It’s not just federal payment and regulatory policies that have driven consolidation of the hospital into massive health conglomerates, but also their federal tax exemption, which has given giant non-profit hospitals a huge advantage as their insatiable acquisition sprees roll on. This outrageous loophole in the tax code drives up costs for everyone and shrinks the tax base in many cities and towns.
This is a tax code scam that must end.
Phil Kerpen and Tomas Philipson, two of the co-chairs of our 501 (c)(4) partner organization’s Most Favored Patient initiative, explain in Real Clear Health:
Most of the public anger over the cost of American health care in recent years has been directed toward Congress, the insurance companies, and the pharmaceutical companies – but the latest national health expenditure data shows hospitals are by far the biggest driver of increased health care costs. As a result of government payment, regulatory, and tax policies, hospitals have evolved into enormous integrated “health systems.” Most of these systems are operated as tax-exempt non-profits despite vast commercial activities, eroding federal, state, and local tax bases. Bringing market discipline to bear on these systems is a long overdue frontier for federal tax and health care policy.
This chart shows that more than 40% of the overall increase in health expenditures in recent years has gone to the hospitals.

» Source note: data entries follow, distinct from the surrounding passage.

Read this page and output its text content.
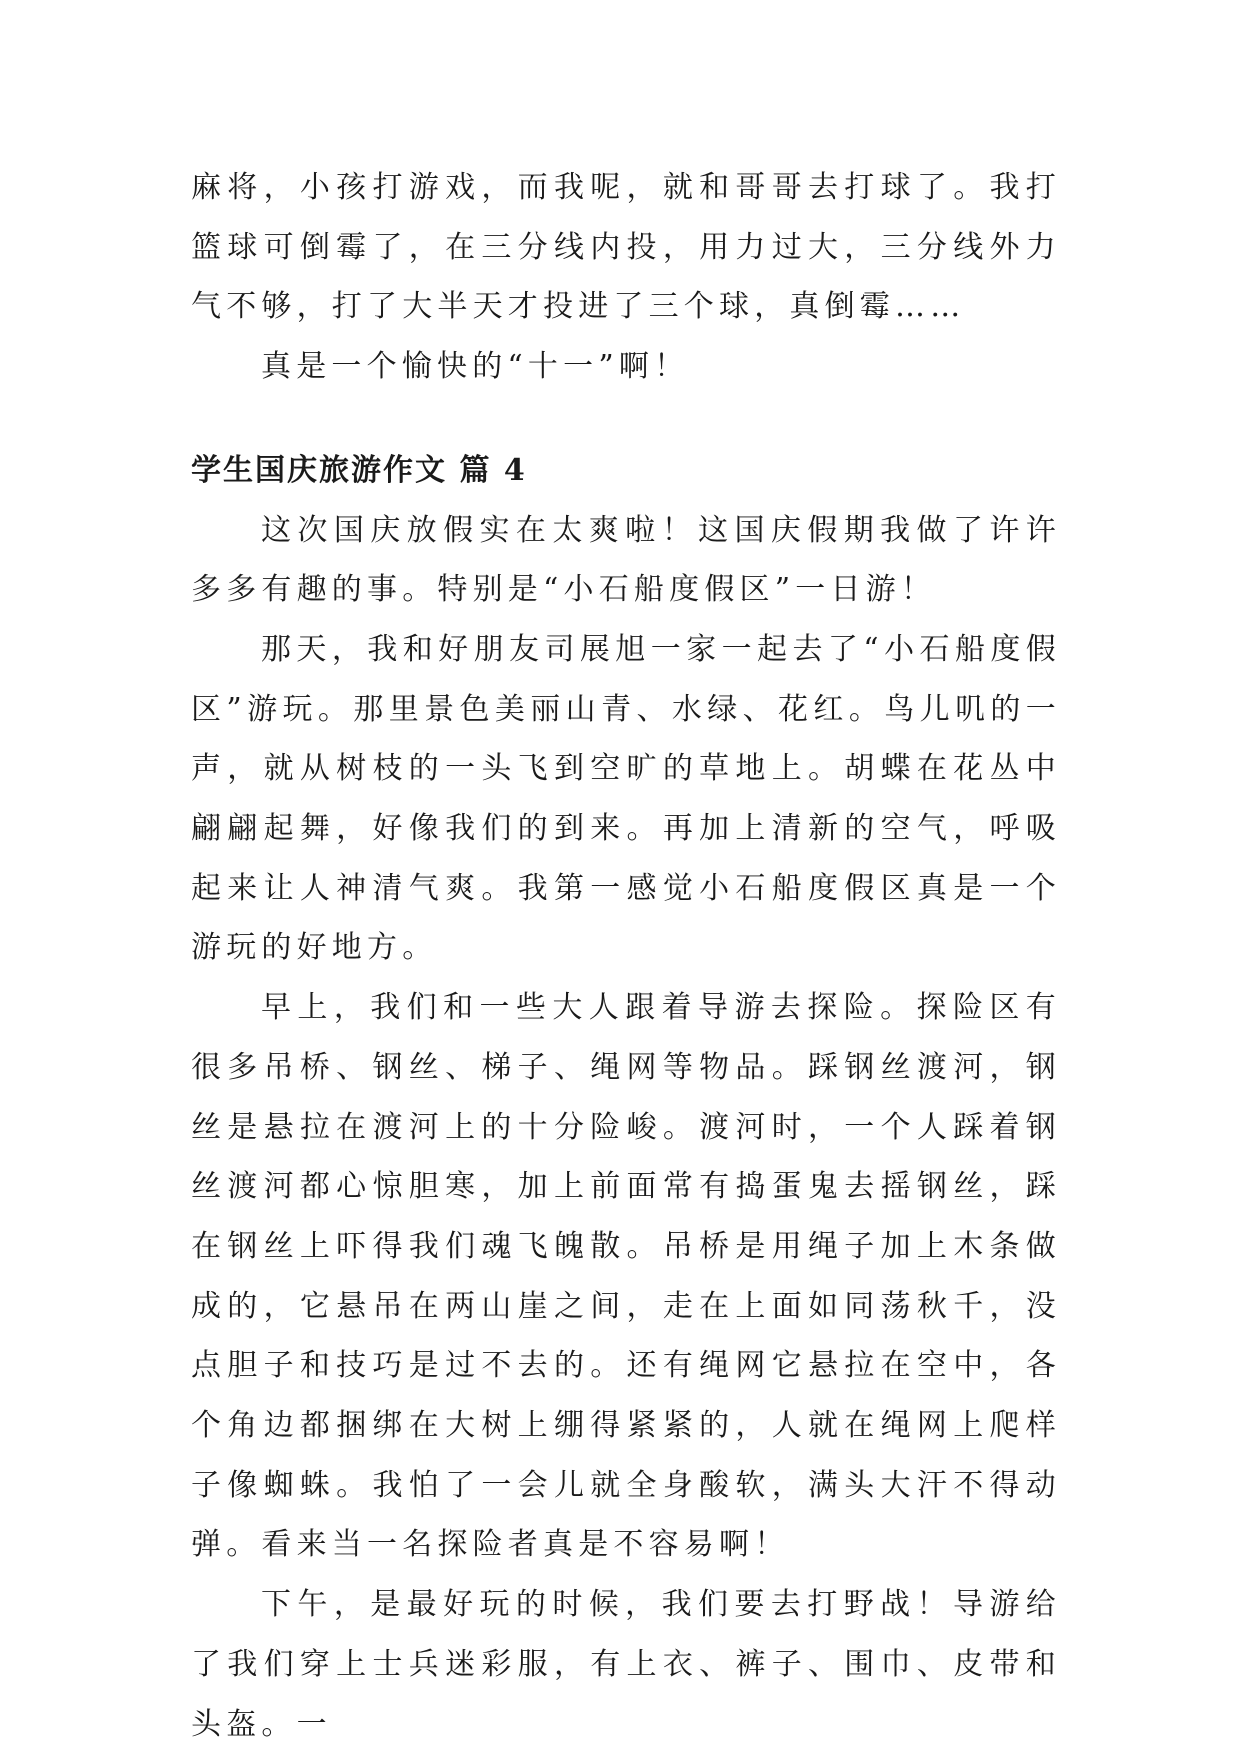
麻将，小孩打游戏，而我呢，就和哥哥去打球了。我打篮球可倒霉了，在三分线内投，用力过大，三分线外力气不够，打了大半天才投进了三个球，真倒霉……

真是一个愉快的“十一”啊！

学生国庆旅游作文 篇 4

这次国庆放假实在太爽啦！这国庆假期我做了许许多多有趣的事。特别是“小石船度假区”一日游！

那天，我和好朋友司展旭一家一起去了“小石船度假区”游玩。那里景色美丽山青、水绿、花红。鸟儿叽的一声，就从树枝的一头飞到空旷的草地上。胡蝶在花丛中翩翩起舞，好像我们的到来。再加上清新的空气，呼吸起来让人神清气爽。我第一感觉小石船度假区真是一个游玩的好地方。

早上，我们和一些大人跟着导游去探险。探险区有很多吊桥、钢丝、梯子、绳网等物品。踩钢丝渡河，钢丝是悬拉在渡河上的十分险峻。渡河时，一个人踩着钢丝渡河都心惊胆寒，加上前面常有捣蛋鬼去摇钢丝，踩在钢丝上吓得我们魂飞魄散。吊桥是用绳子加上木条做成的，它悬吊在两山崖之间，走在上面如同荡秋千，没点胆子和技巧是过不去的。还有绳网它悬拉在空中，各个角边都捆绑在大树上绷得紧紧的，人就在绳网上爬样子像蜘蛛。我怕了一会儿就全身酸软，满头大汗不得动弹。看来当一名探险者真是不容易啊！

下午，是最好玩的时候，我们要去打野战！导游给了我们穿上士兵迷彩服，有上衣、裤子、围巾、皮带和头盔。一
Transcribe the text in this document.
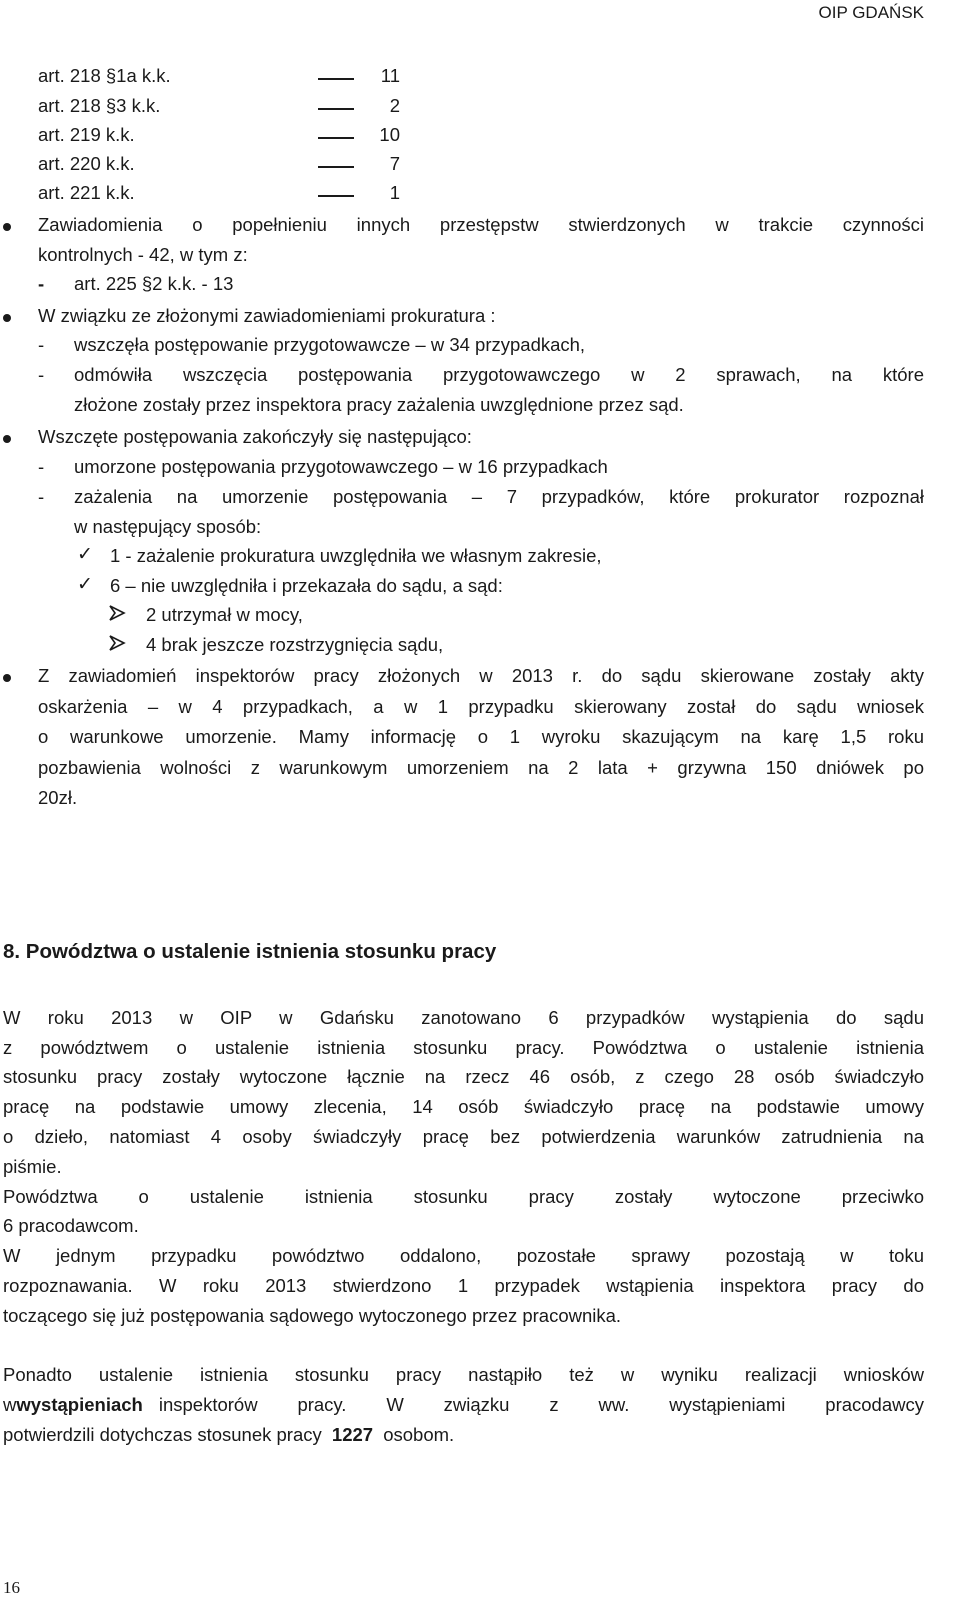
OIP GDAŃSK
art. 218 §1a k.k.	11
art. 218 §3 k.k.	2
art. 219 k.k.	10
art. 220 k.k.	7
art. 221 k.k.	1
Zawiadomienia o popełnieniu innych przestępstw stwierdzonych w trakcie czynności
kontrolnych - 42, w tym z:
- art. 225 §2 k.k. - 13
W związku ze złożonymi zawiadomieniami prokuratura :
- wszczęła postępowanie przygotowawcze – w 34 przypadkach,
- odmówiła wszczęcia postępowania przygotowawczego w 2 sprawach, na które
złożone zostały przez inspektora pracy zażalenia uwzględnione przez sąd.
Wszczęte postępowania zakończyły się następująco:
- umorzone postępowania przygotowawczego – w 16 przypadkach
- zażalenia na umorzenie postępowania – 7 przypadków, które prokurator rozpoznał
w następujący sposób:
✓ 1 - zażalenie prokuratura uwzględniła we własnym zakresie,
✓ 6 – nie uwzględniła i przekazała do sądu, a sąd:
2 utrzymał w mocy,
4 brak jeszcze rozstrzygnięcia sądu,
Z zawiadomień inspektorów pracy złożonych w 2013 r. do sądu skierowane zostały akty
oskarżenia – w 4 przypadkach, a w 1 przypadku skierowany został do sądu wniosek
o warunkowe umorzenie. Mamy informację o 1 wyroku skazującym na karę 1,5 roku
pozbawienia wolności z warunkowym umorzeniem na 2 lata + grzywna 150 dniówek po
20zł.
8. Powództwa o ustalenie istnienia stosunku pracy
W roku 2013 w OIP w Gdańsku zanotowano 6 przypadków wystąpienia do sądu
z powództwem o ustalenie istnienia stosunku pracy. Powództwa o ustalenie istnienia
stosunku pracy zostały wytoczone łącznie na rzecz 46 osób, z czego 28 osób świadczyło
pracę na podstawie umowy zlecenia, 14 osób świadczyło pracę na podstawie umowy
o dzieło, natomiast 4 osoby świadczyły pracę bez potwierdzenia warunków zatrudnienia na
piśmie.
Powództwa o ustalenie istnienia stosunku pracy zostały wytoczone przeciwko
6 pracodawcom.
W jednym przypadku powództwo oddalono, pozostałe sprawy pozostają w toku
rozpoznawania. W roku 2013 stwierdzono 1 przypadek wstąpienia inspektora pracy do
toczącego się już postępowania sądowego wytoczonego przez pracownika.
Ponadto ustalenie istnienia stosunku pracy nastąpiło też w wyniku realizacji wniosków
w wystąpieniach inspektorów pracy. W związku z ww. wystąpieniami pracodawcy
potwierdzili dotychczas stosunek pracy 1227 osobom.
16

We hate the insurance companies as much as anyone, but clearly there is a major hospital problem that they, and everyone else, are dealing with.
The Most Favored Patient agenda focuses on expanding the health care supply side by fixing the payment, tax, and regulatory policies that have driven mass consolidation so that people have more choices of medical services, with transparent prices and with health care dollars controlled by individuals, not insurance companies. This would also increase price competition in the “nonprofit” hospital market.